Discrepancy in Tensor Core FP16 Performance Ceiling on H100 SXM Observed in Nsight Compute

output-file-roofline.nsight-cuprof-report-2.zip (40.4 MB)
I suspect there is an issue with the performance ceiling reported in the Nsight Compute roofline analysis. I am conducting tests on an H100 SXM GPU. According to the official documentation (NVIDIA H100 Tensor Core GPU Datasheet), the Tensor Core FP16 performance limit should be approximately 900 TFLOPS. However, Nsight Compute reports a limit of around 700 TFLOPS, which matches the theoretical peak for the PCIe version.

I have attached the Nsight Compute profiling file. I would greatly appreciate it if an NVIDIA expert could help review and clarify this discrepancy. Thank you!

By the way, what is OP/s? I noticed in TFLOPS in official doc, so… I am using half, so I need to multiply 2 to Op/s → FLOPS?(the value seems strange)

The Nsight Compute roofline is based upon measured clock frequency, not on boost clock (which the tool cannot necessarily query). In the report header the SM Frequency is 1.39 GHz. The whitepaper uses the boost clock when calculating the maximum OPs.

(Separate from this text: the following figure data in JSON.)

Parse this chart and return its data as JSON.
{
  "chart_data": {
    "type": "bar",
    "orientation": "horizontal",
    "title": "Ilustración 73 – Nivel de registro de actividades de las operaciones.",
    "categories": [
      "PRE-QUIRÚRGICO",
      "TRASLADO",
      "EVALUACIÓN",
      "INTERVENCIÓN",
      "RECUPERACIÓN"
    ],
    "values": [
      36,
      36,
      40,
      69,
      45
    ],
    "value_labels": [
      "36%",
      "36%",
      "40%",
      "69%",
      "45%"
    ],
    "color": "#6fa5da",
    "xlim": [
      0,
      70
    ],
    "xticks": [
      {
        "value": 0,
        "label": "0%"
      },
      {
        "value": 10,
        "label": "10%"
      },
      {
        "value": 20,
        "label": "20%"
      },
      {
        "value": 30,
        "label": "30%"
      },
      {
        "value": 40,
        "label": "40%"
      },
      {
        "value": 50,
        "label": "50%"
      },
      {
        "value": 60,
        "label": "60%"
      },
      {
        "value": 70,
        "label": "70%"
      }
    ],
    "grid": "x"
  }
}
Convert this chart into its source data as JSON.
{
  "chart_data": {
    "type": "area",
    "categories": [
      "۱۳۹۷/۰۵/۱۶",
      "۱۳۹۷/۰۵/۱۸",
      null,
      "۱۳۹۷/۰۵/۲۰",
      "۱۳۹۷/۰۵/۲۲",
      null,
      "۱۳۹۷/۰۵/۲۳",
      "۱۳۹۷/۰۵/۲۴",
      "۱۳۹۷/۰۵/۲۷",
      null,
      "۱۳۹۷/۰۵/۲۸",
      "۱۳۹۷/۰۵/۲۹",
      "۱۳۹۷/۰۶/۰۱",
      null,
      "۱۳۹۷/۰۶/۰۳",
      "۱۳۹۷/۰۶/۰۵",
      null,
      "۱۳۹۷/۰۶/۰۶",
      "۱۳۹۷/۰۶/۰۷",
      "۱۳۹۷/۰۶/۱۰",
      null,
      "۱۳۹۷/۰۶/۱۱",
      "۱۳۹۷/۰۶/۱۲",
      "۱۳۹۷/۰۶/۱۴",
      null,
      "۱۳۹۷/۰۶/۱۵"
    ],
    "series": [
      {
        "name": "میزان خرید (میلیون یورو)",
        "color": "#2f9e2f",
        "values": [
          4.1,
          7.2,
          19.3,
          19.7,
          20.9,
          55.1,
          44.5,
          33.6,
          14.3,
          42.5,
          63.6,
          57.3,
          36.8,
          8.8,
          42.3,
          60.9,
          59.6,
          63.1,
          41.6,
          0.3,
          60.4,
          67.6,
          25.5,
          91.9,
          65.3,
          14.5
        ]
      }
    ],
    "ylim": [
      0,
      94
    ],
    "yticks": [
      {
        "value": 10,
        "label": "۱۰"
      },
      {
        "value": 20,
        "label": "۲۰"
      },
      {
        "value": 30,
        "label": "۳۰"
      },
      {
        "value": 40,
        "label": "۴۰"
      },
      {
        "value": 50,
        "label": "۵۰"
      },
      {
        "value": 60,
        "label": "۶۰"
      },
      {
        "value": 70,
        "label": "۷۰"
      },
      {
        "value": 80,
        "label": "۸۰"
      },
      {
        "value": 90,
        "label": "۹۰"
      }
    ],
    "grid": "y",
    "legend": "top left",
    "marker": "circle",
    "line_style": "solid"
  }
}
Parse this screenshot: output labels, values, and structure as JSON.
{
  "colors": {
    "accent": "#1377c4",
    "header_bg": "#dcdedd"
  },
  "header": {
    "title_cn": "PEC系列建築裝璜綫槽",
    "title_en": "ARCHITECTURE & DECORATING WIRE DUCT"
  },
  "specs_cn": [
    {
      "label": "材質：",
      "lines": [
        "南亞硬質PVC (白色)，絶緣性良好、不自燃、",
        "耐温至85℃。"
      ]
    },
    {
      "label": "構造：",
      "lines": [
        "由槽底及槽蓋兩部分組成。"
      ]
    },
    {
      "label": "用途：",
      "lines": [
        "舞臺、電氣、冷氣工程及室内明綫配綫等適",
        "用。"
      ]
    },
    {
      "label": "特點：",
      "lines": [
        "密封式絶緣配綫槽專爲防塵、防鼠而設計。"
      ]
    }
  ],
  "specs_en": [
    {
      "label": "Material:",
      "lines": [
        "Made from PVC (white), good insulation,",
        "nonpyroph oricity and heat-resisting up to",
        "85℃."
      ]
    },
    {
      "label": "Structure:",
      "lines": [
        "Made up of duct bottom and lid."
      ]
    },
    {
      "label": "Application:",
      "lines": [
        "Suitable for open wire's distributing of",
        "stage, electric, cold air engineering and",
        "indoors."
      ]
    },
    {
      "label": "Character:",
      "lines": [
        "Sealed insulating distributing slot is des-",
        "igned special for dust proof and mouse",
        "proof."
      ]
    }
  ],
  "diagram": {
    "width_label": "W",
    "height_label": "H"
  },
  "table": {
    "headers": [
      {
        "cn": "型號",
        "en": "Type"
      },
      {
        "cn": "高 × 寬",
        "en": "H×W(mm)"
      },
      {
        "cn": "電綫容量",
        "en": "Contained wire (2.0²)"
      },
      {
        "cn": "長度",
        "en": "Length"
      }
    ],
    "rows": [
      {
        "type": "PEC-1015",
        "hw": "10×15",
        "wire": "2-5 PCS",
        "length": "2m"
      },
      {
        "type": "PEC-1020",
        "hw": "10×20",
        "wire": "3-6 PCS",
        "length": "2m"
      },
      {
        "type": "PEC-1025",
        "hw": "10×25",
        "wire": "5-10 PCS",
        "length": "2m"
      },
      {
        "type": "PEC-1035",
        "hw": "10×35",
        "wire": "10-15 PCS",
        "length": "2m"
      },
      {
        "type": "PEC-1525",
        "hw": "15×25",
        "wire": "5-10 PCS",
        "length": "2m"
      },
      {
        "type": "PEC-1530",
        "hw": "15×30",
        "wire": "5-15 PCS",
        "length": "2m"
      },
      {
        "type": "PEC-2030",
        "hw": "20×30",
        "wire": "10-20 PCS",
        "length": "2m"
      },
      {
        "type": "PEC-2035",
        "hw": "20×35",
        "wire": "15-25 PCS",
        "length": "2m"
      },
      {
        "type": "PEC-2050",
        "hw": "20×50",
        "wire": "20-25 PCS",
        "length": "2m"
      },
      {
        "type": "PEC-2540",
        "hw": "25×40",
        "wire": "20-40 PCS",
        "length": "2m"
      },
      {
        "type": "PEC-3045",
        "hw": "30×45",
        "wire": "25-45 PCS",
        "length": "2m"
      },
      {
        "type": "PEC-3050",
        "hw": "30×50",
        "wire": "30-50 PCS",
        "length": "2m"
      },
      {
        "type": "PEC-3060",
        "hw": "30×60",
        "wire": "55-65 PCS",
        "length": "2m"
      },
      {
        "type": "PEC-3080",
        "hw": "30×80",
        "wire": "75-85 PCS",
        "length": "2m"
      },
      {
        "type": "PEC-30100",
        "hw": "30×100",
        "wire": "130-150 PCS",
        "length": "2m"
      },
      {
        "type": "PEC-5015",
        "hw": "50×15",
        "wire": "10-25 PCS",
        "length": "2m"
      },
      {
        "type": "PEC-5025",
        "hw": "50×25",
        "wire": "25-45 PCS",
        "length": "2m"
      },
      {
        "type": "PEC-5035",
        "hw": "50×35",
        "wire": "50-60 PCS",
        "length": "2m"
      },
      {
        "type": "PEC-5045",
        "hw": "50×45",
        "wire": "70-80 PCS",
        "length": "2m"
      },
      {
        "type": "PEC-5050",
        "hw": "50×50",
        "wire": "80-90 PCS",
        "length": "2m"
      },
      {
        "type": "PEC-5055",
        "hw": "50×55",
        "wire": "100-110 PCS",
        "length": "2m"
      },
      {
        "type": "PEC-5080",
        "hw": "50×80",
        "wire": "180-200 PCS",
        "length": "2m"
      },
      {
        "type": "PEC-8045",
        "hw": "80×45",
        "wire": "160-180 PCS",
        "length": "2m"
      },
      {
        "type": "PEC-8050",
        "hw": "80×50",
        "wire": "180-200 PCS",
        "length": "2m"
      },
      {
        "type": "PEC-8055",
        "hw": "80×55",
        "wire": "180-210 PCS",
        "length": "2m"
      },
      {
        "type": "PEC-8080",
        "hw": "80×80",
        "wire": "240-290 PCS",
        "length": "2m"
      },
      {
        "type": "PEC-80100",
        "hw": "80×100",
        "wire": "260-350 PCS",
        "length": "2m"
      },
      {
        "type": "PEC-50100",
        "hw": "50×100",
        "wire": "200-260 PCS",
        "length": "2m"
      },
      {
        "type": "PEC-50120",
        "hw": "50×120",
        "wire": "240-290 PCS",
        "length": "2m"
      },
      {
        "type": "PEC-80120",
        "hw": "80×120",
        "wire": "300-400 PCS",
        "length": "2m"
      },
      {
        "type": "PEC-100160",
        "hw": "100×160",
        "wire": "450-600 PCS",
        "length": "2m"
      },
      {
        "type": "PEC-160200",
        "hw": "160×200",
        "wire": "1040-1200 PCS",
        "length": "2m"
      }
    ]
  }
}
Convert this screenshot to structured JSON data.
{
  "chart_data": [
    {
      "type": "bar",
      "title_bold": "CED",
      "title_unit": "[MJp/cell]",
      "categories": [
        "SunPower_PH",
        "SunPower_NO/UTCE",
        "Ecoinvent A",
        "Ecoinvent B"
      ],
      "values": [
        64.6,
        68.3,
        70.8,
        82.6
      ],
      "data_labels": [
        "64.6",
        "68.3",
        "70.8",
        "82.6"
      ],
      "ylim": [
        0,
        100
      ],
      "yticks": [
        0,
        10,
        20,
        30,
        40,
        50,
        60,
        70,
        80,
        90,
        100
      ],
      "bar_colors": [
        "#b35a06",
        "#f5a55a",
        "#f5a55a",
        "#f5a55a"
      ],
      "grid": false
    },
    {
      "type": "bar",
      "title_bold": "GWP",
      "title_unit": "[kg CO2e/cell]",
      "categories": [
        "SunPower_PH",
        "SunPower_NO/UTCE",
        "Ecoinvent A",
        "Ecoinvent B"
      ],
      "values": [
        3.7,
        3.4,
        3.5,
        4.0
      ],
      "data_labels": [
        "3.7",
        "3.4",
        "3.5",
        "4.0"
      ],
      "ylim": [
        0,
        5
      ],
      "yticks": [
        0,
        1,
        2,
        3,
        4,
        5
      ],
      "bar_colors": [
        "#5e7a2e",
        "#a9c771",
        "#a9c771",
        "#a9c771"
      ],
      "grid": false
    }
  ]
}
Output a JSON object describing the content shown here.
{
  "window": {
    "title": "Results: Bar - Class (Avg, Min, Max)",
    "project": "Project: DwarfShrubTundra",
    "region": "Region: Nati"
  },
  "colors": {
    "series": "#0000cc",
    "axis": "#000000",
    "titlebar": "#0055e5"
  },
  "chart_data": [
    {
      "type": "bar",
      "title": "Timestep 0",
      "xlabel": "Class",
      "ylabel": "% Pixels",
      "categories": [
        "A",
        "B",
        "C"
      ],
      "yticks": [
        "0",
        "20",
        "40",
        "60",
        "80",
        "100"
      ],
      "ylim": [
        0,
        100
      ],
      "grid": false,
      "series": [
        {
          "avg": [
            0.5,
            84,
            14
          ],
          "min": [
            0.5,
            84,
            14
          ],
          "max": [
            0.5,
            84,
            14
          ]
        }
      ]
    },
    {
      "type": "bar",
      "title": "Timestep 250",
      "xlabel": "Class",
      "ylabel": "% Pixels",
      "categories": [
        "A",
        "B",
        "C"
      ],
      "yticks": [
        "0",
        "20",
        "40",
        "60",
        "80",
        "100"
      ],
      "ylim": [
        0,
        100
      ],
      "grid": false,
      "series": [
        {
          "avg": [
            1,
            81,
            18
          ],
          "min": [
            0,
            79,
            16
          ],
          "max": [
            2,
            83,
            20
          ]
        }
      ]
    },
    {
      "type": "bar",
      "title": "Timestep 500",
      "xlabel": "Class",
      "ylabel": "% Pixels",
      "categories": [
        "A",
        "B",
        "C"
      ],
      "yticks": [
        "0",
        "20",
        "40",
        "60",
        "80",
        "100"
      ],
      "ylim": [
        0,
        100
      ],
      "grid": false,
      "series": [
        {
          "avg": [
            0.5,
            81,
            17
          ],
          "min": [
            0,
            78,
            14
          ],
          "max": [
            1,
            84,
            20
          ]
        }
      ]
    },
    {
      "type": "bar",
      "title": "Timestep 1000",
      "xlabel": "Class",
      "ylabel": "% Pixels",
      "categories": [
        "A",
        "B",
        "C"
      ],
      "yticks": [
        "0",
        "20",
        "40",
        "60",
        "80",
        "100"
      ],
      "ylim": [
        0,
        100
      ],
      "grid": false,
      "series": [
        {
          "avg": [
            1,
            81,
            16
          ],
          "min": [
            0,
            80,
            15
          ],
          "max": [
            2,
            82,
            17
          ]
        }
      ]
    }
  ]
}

Nsight Compute defaults to collecting with the option --clock-control=base. This fixes the GPU clocks to the base clock which allows Nsight Compute to replay a kernel or range more consistently resulting in more consistent/accurate multi-pass metrics (e.g. roofline). The option --clock-control=none can be used to avoid setting the GPU to base clocks. When setting to none it is recommended to use nvidia-smi or other tool to set the GPU clocks to a fixed rate such as the documented boost clock.

By the way, what is OP/s? I noticed in TFLOPS in official doc, so… I am using half, so I need to multiply 2 to Op/s → FLOPS?(the value seems strange)

OP = arithmetic OPerations - This unit already includes additional weighting for multi-op instructions (e.g. FMA = 2 operations/thread).

The term FLOP/s or FLOPS is not used as the Roofline charts support bit formats, integer formats, various floating point formats, and in general use “mixed precision” operations which do not align with classical use of FLOP = FP32 and DFLOP = FP64 operations. It is also significantly easier in generic UI to use OPerations and specify the src data format leaving the use of terms such as FLOP, DFLOP, IOP, TOP, etc. to the user.

1 Like

This topic was automatically closed 14 days after the last reply. New replies are no longer allowed.